A tester’s job is to think of all the possible situations that the people on the other side of the computer screen could encounter. We select and prioritise the most important scenarios, carry out manual and automated tests, and clearly communicate the results back to the team.
Working together with manual testers
As an automation tester, I write automated tests so we can validate thousands of scenarios in a few minutes. In contrast, a human tester might take days or weeks to carry out manual tests. Automated testing gives manual testers more time to do creative, exploratory, and user- experience testing. These are the kinds of testing that people do best, so this is a win-win scenario.
Automated testers collaborate with manual testers to set up data for them. The computer handles the basic or routine aspects and the manual testers take on the complex scenarios. Automated testing also lets us carry out scheduled health checks on our system, so that every day it only takes us a few minutes to verify that everything is running well.
When everything is not running well, then a tester’s work includes defect investigation.
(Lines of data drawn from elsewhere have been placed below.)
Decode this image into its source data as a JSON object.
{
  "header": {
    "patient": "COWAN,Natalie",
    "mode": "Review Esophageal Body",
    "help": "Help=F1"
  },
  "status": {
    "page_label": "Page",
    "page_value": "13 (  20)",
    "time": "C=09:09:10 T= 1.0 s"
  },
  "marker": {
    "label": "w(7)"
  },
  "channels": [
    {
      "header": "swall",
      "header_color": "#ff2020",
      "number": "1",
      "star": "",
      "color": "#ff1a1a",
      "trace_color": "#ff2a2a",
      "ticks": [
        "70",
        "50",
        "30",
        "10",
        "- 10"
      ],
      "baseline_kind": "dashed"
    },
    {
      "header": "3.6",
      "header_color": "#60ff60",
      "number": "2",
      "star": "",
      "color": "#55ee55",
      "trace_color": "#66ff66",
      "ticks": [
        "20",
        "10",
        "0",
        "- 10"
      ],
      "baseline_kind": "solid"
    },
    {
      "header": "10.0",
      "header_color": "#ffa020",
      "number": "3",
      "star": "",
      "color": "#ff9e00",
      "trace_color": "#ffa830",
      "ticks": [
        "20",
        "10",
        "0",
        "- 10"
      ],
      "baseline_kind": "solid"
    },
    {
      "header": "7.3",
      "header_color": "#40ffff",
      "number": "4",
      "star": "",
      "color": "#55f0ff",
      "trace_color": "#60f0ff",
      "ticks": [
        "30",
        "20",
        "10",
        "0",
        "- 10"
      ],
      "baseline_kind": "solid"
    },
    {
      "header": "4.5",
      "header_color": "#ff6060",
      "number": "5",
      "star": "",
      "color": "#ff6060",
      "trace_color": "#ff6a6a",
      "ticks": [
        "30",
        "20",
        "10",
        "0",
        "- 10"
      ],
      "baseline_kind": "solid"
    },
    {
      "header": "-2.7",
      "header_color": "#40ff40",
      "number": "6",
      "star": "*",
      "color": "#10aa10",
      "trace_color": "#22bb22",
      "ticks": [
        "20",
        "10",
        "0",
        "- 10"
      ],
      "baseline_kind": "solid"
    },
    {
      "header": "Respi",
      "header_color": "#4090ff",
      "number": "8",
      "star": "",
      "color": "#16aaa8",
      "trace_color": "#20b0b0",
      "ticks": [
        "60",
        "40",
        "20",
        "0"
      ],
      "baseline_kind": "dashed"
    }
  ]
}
We try and replicate the issue in an internal environment, then review the user manuals, requirements specifications and code to work out what the possible causes could be. Testers also carry out experiments to check what we’ve guessed. It can be like doing a science experiment — if this were the reason for the error, we would expect to see consistent results in the following group of scenarios.
We test the hypothesis, gather data, and analyse it to see if it supports our guess, or points us in a different direction. We might find out that an issue is bigger than we think it is, with complex side effects that could affect a large number of users. We might also be the first people to discover a helpful workaround to get the outcome that the users need.
As a tester, it is always important to ‘dig deeper’— question our assumptions, check that we’re interpreting the data correctly, and aren’t just cherry-picking parts that support our theory. We always do ‘one more test’ to make sure.
Good testers are curious, creative, persistent, open-minded, analytical, out-of-the-box thinkers, and clear communicators. We get information from many different sources, rely on relationships with many different teams, and consolidate and present our findings to others.
Some of the best testers I have learnt from have honed their skills in spotting and exploiting gaps. They seek potential weaknesses in the system, and instantly imagine all the ways it could be stretched to its limit and given extreme situations to work with.
Great testers are also logical and meticulous. They can put information together and make a wide range of deductions. They understand all the possible outputs that could flow from a given set of inputs. Testers are willing to work with spreadsheets of thousands of rows and check the data to make sure that it is accurate and covers every situation.
Testing is a creative and fulfilling role. No day is ever the same when your job is to expect the unexpected.
All views expressed in this blog are Sarah’s personal views, and do not necessarily reflect the view of the department or agency.